FARKINDALIK, KENDİNİ KEŞFETMEKTİR!


Kendini keşfetmek mi nedir?
Tıpkı bir tırtılın,
-sadece kendisi olma dürtüsüyle-
Kelebek olacağını bilmesidir, bende.


Hiçbir zaman
Çaba harcamadan ortaya çıkmayan
Potansiyelini gerçekleştirmek için
-ihtiyaç duyulan iklim ve koşulları tanımlayarak-
Harekete geçmesidir, bende.


Kendini ifade eden bir dönüşüm için
-tıpkı koza örmek ve sabretmek gibi-
Zorlu süreçlerden geçmeyi göze almasıdır, bende.


Kendini keşfetmek mi nedir?
Kendisi olmak isteyenlerin
Kelebek olup özgürleşmesidir, bende.

FARKINDALIK, SEBEPLERE ODAKLANMAKTIR!


Yanlıştan kaçınma ümidi
Ve hatayı tekrarlama korkusunun
Aynı anda ve bir arada olmasını sağlayarak
Bizleri doğru davranışa sevk eden Farkındalık,
Her başlangıcı olan bir şeyin,
Bir sebebi olduğunu bilmektir, bende.


İşte tam da bu yüzden,
Şartlar ne olursa olsun,
Olaylar ne yönde gelişirse gelişsin,
Üzüntüye kapılmadan ve kaygılanmadan,
Olumsuz durumların bile
En iyi ve güzel şekilde sonuçlanacağına
İnanan ve güvenenler,
-kaygıyla sonuçları düşünenler değil-
Sadece sebeplere odaklanmış
Farkındalık sahipleridir, bende.

FARKINDALIK, İÇİMİZDEKİ EKSİKLİĞİ FARK ETMEKTİR!


Farkındalık,
İçimizdeki boşluğun
Veya tamamlanmasını istediğimiz bir eksikliğin yerine,
-henüz ne olduğunu bilemesek bile-
Başka bir şeyin ikame etmesini istemektir, bende.


Farkındalık,
- istemediğimiz bir şeyden uzaklaşmak veya daha iyiye kavuşmak için-
İçimizdeki boşluğu veya eksikliği,
Kendi düşünce duruşmalarımızda yargılayıp,
Mahkûm edebilmektir, bende.

FARKINDALIK, BAKIŞ AÇISINI OLUMLU DEĞİŞTİRMEKTİR!


İlgi duyduğu ve yapılmaya değer olduğunu düşündüğü
Anlamlı bir amaç içinde umudu,
Potansiyeli en yüksek canlı,
Yani yaşayan bir insan olmanın farkındalığında ise
Özgüveni bulan en kötümser ruhlar bile,
Tüm olumsuzluklardan sıyrılarak,
Yaşadığı anın keyfine
Ve gelecekte erişmek istediği başarının hazzına odaklanabilir
Ve bakış açısını değiştirebilir, değil mi?

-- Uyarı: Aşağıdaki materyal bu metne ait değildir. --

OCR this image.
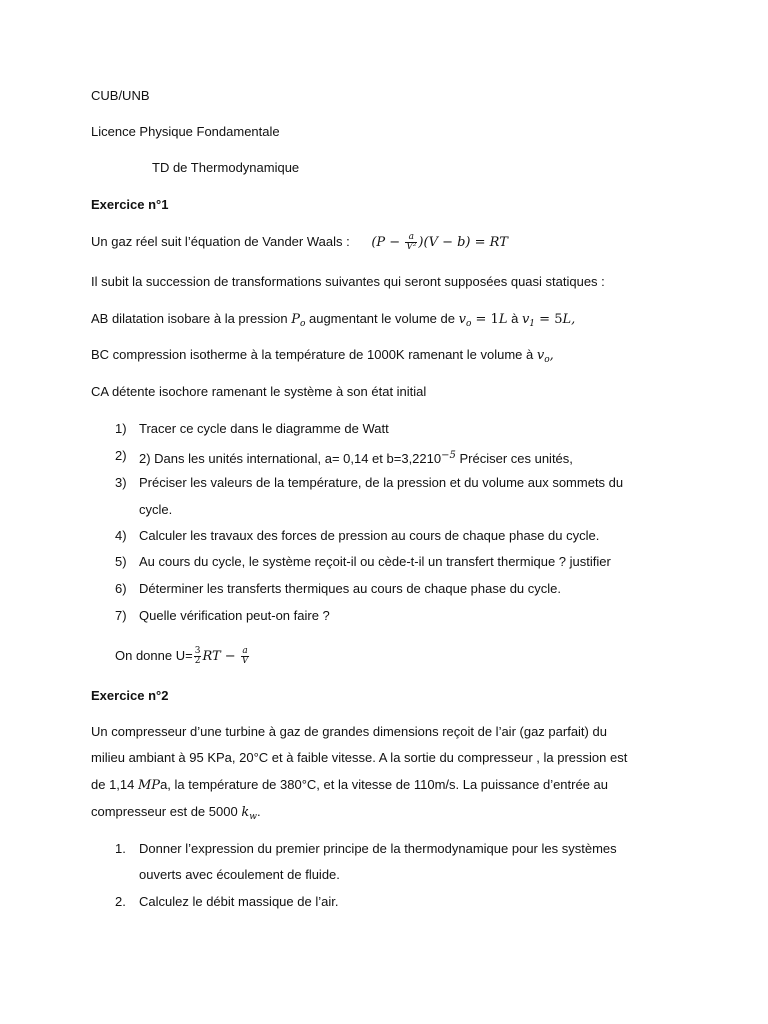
CUB/UNB
Licence Physique Fondamentale
TD de Thermodynamique
Exercice n°1
Un gaz réel suit l’équation de Vander Waals : $(P - \frac{a}{\text{V²}} )(V - b)$ = RT
Il subit la succession de transformations suivantes qui seront supposées quasi statiques :
AB dilatation isobare à la pression $P_o$ augmentant le volume de $v_o = 1L$ à $v_1 = 5L$,
BC compression isotherme à la température de 1000K ramenant le volume à $v_o$,
CA détente isochore ramenant le système à son état initial
1) Tracer ce cycle dans le diagramme de Watt
2) 2) Dans les unités international, a= 0,14 et $b=3,2210^{-5}$ Préciser ces unités,
3) Préciser les valeurs de la température, de la pression et du volume aux sommets du
cycle.
4) Calculer les travaux des forces de pression au cours de chaque phase du cycle.
5) Au cours du cycle, le système reçoit-il ou cède-t-il un transfert thermique ? justifier
6) Déterminer les transferts thermiques au cours de chaque phase du cycle.
7) Quelle vérification peut-on faire ?
On donne $U= \frac{3}{2}$ RT − $\frac{a}{V}$
Exercice n°2
Un compresseur d’une turbine à gaz de grandes dimensions reçoit de l’air (gaz parfait) du
milieu ambiant à 95 KPa, 20°C et à faible vitesse. A la sortie du compresseur , la pression est
de 1,14 MPa, la température de 380°C, et la vitesse de 110m/s. La puissance d’entrée au
compresseur est de 5000 $k_w$.
1. Donner l’expression du premier principe de la thermodynamique pour les systèmes
ouverts avec écoulement de fluide.
2. Calculez le débit massique de l’air.
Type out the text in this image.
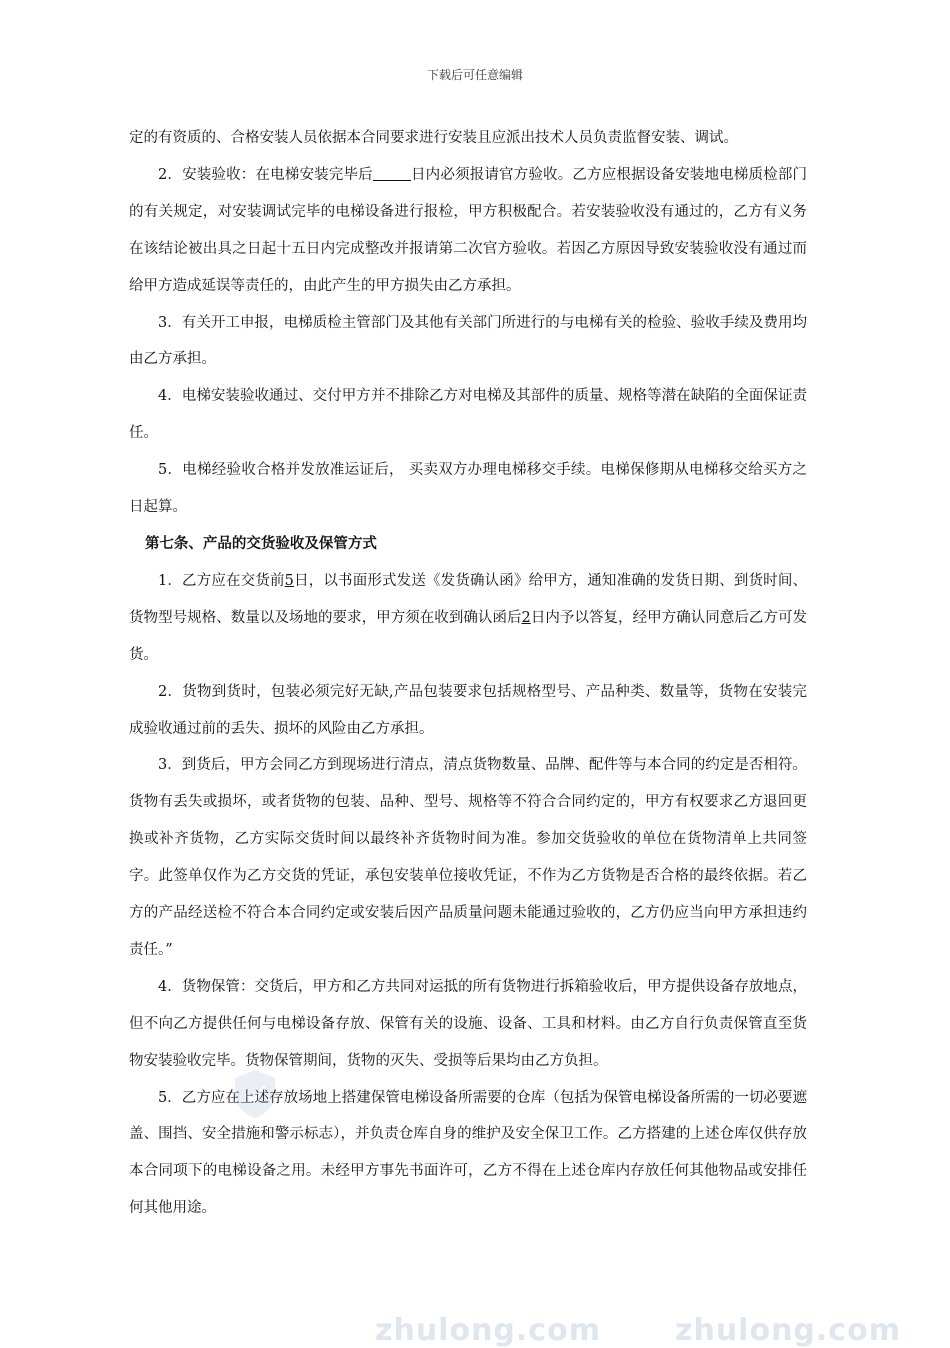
下载后可任意编辑

定的有资质的、合格安装人员依据本合同要求进行安装且应派出技术人员负责监督安装、调试。

2．安装验收：在电梯安装完毕后	日内必须报请官方验收。乙方应根据设备安装地电梯质检部门的有关规定，对安装调试完毕的电梯设备进行报检，甲方积极配合。若安装验收没有通过的，乙方有义务在该结论被出具之日起十五日内完成整改并报请第二次官方验收。若因乙方原因导致安装验收没有通过而给甲方造成延误等责任的，由此产生的甲方损失由乙方承担。

3．有关开工申报，电梯质检主管部门及其他有关部门所进行的与电梯有关的检验、验收手续及费用均由乙方承担。

4．电梯安装验收通过、交付甲方并不排除乙方对电梯及其部件的质量、规格等潜在缺陷的全面保证责任。

5．电梯经验收合格并发放准运证后， 买卖双方办理电梯移交手续。电梯保修期从电梯移交给买方之日起算。

第七条、产品的交货验收及保管方式

1．乙方应在交货前5日，以书面形式发送《发货确认函》给甲方，通知准确的发货日期、到货时间、货物型号规格、数量以及场地的要求，甲方须在收到确认函后2日内予以答复，经甲方确认同意后乙方可发货。

2．货物到货时，包装必须完好无缺,产品包装要求包括规格型号、产品种类、数量等，货物在安装完成验收通过前的丢失、损坏的风险由乙方承担。

3．到货后，甲方会同乙方到现场进行清点，清点货物数量、品牌、配件等与本合同的约定是否相符。货物有丢失或损坏，或者货物的包装、品种、型号、规格等不符合合同约定的，甲方有权要求乙方退回更换或补齐货物，乙方实际交货时间以最终补齐货物时间为准。参加交货验收的单位在货物清单上共同签字。此签单仅作为乙方交货的凭证，承包安装单位接收凭证，不作为乙方货物是否合格的最终依据。若乙方的产品经送检不符合本合同约定或安装后因产品质量问题未能通过验收的，乙方仍应当向甲方承担违约责任。”

4．货物保管：交货后，甲方和乙方共同对运抵的所有货物进行拆箱验收后，甲方提供设备存放地点，但不向乙方提供任何与电梯设备存放、保管有关的设施、设备、工具和材料。由乙方自行负责保管直至货物安装验收完毕。货物保管期间，货物的灭失、受损等后果均由乙方负担。

5．乙方应在上述存放场地上搭建保管电梯设备所需要的仓库（包括为保管电梯设备所需的一切必要遮盖、围挡、安全措施和警示标志），并负责仓库自身的维护及安全保卫工作。乙方搭建的上述仓库仅供存放本合同项下的电梯设备之用。未经甲方事先书面许可，乙方不得在上述仓库内存放任何其他物品或安排任何其他用途。

zhulong.com zhulong.com
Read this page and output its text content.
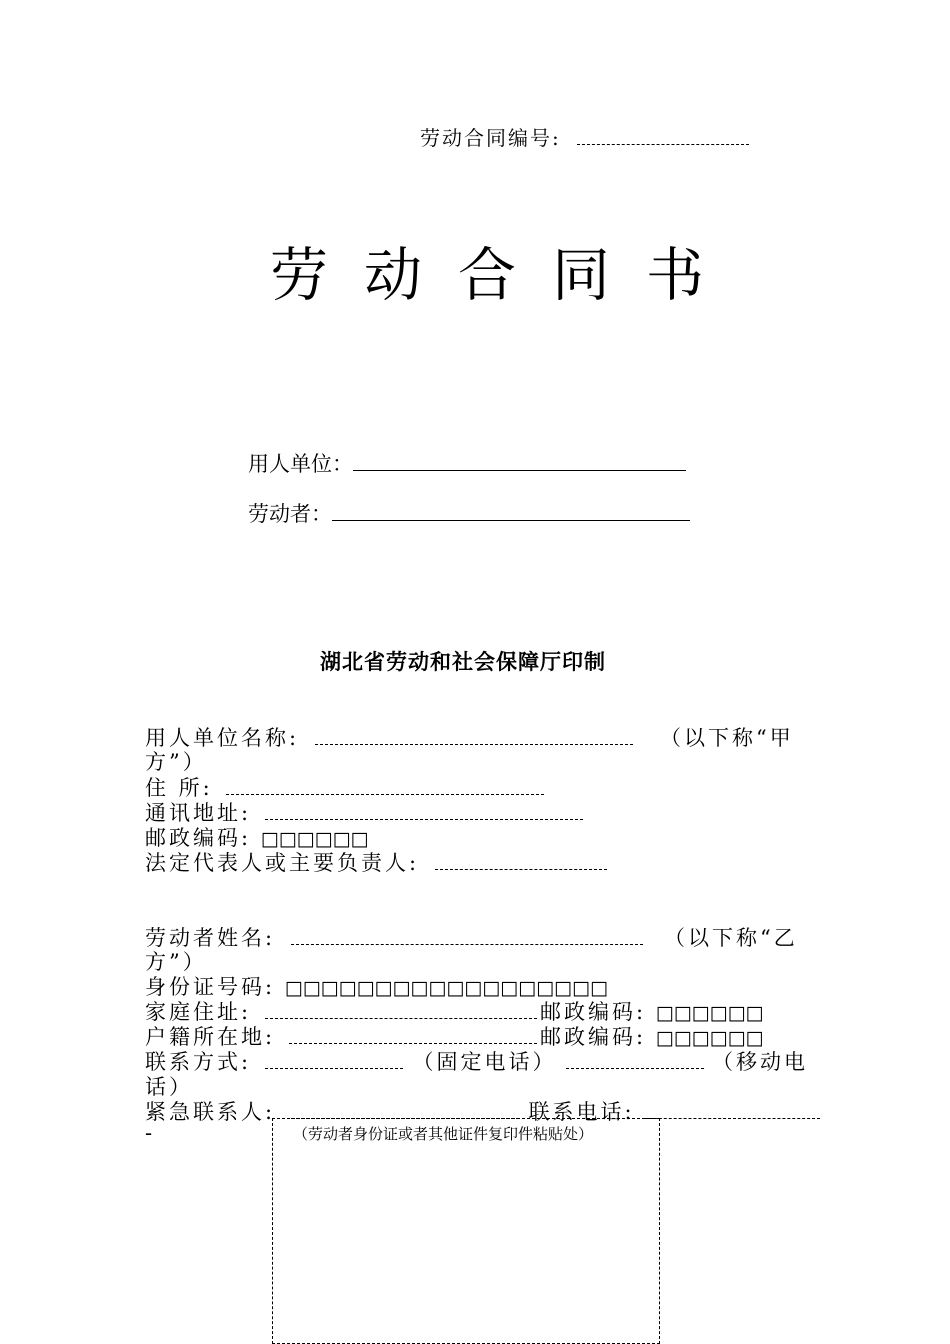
劳动合同编号:
劳动合同书
用人单位：
劳动者：
湖北省劳动和社会保障厅印制
用人单位名称:	（以下称“甲
方”）
住 所:
通讯地址:
邮政编码: □□□□□□
法定代表人或主要负责人:
劳动者姓名:	（以下称“乙
方”）
身份证号码: □□□□□□□□□□□□□□□□□□
家庭住址:	邮政编码: □□□□□□
户籍所在地:	邮政编码: □□□□□□
联系方式:	（固定电话）	（移动电
话）
紧急联系人:	联系电话:
-	（劳动者身份证或者其他证件复印件粘贴处）
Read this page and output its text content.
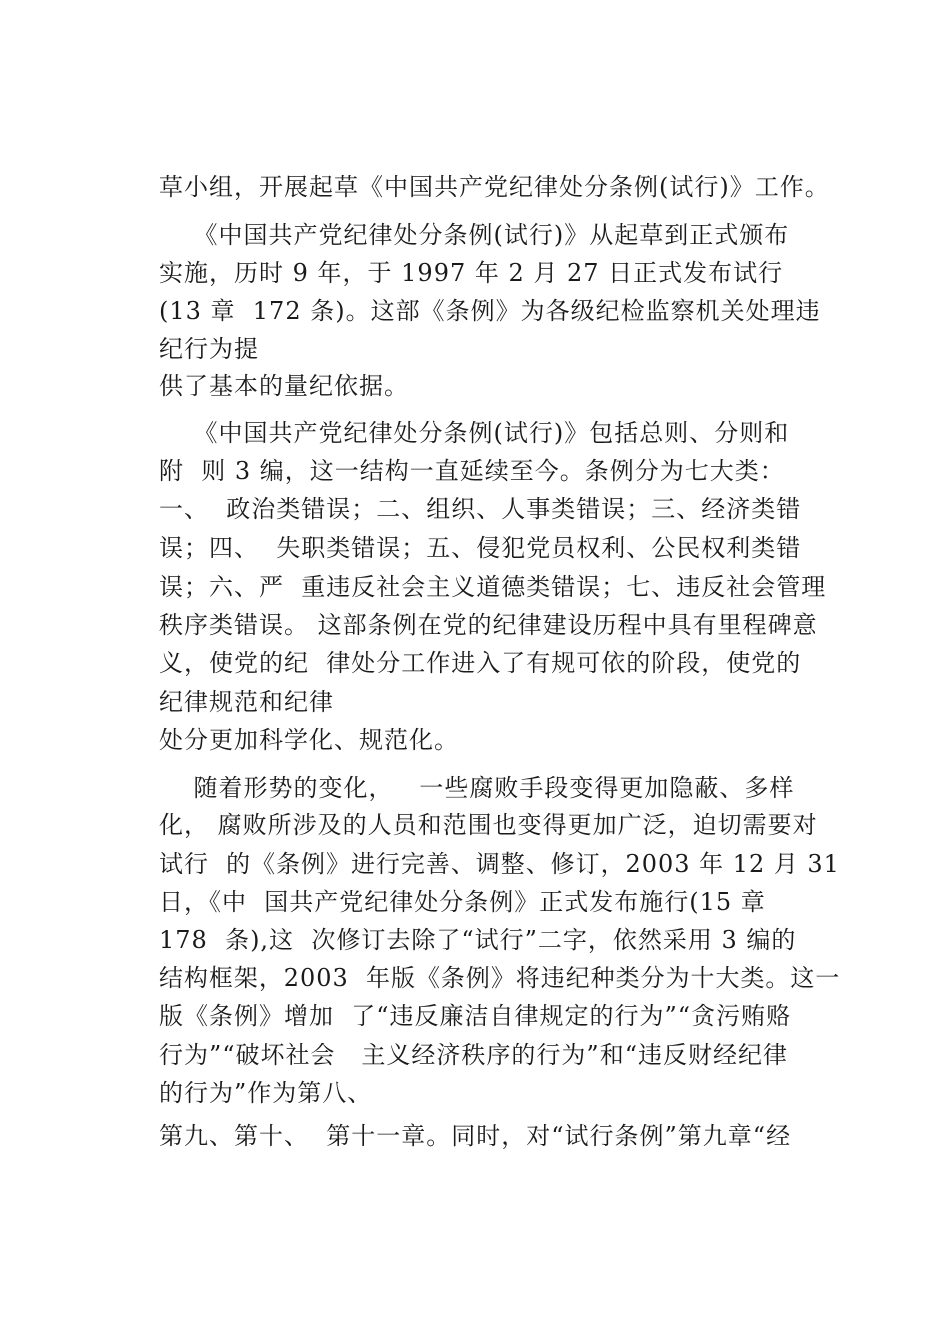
草小组，开展起草《中国共产党纪律处分条例(试行)》工作。
《中国共产党纪律处分条例(试行)》从起草到正式颁布
实施，历时 9 年，于 1997 年 2 月 27 日正式发布试行
(13 章  172 条)。这部《条例》为各级纪检监察机关处理违
纪行为提
供了基本的量纪依据。
《中国共产党纪律处分条例(试行)》包括总则、分则和
附  则 3 编，这一结构一直延续至今。条例分为七大类：
一、  政治类错误；二、组织、人事类错误；三、经济类错
误；四、  失职类错误；五、侵犯党员权利、公民权利类错
误；六、严  重违反社会主义道德类错误；七、违反社会管理
秩序类错误。 这部条例在党的纪律建设历程中具有里程碑意
义，使党的纪  律处分工作进入了有规可依的阶段，使党的
纪律规范和纪律
处分更加科学化、规范化。
随着形势的变化，   一些腐败手段变得更加隐蔽、多样
化， 腐败所涉及的人员和范围也变得更加广泛，迫切需要对
试行  的《条例》进行完善、调整、修订，2003 年 12 月 31
日，《中  国共产党纪律处分条例》正式发布施行(15 章
178  条),这  次修订去除了“试行”二字，依然采用 3 编的
结构框架，2003  年版《条例》将违纪种类分为十大类。这一
版《条例》增加  了“违反廉洁自律规定的行为”“贪污贿赂
行为”“破坏社会   主义经济秩序的行为”和“违反财经纪律
的行为”作为第八、
第九、第十、  第十一章。同时，对“试行条例”第九章“经
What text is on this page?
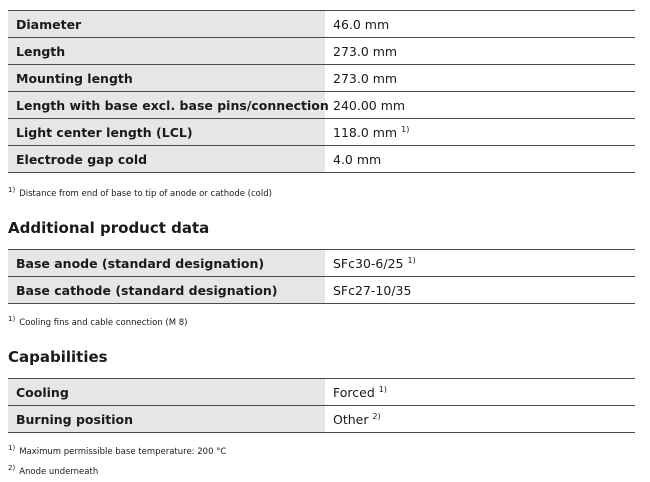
Diameter	46.0 mm
Length	273.0 mm
Mounting length	273.0 mm
Length with base excl. base pins/connection	240.00 mm
Light center length (LCL)	118.0 mm $^{1)}$
Electrode gap cold	4.0 mm

$^{1)}$ Distance from end of base to tip of anode or cathode (cold)

Additional product data
Base anode (standard designation)	SFc30-6/25 $^{1)}$
Base cathode (standard designation)	SFc27-10/35

$^{1)}$ Cooling fins and cable connection (M 8)

Capabilities
Cooling	Forced $^{1)}$
Burning position	Other $^{2)}$

$^{1)}$ Maximum permissible base temperature: 200 °C

$^{2)}$ Anode underneath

FARKINDALIK, KİŞİNİN KENDİSİNİ BİLMESİDİR!


Hayatımızda bir dönüşümü başlatabilmek için
Her şeyden önce karar alma ve seçimlerde bulunma
Duyarlılığına sahip olmamız gerekir.


Bu duyarlılığın ortaya çıkması için
-isteklerin baskısı ve yönlendirmesi ile sürüklenmeyi engelleyen-
Pozitif "bilincin" devreye girmesi gereklidir.


Bu bilincin oluşması için
İlgi, algı ve dikkat önceliklerimizin
-yani bakış / algılayış biçimimizin-
Gerçekçi "amaçlar" çerçevesinde tanımlanması gereklidir.


Amaçların belirlenmesi için
Kişisel gerçekliğimizi tanımladığımız yer olan
Gitmek istediğimiz yeri bilmemiz gerekir.


Gitmek istediği yeri bilmek için
Öncelikle "kişinin kendisini bilmesi" gerekir.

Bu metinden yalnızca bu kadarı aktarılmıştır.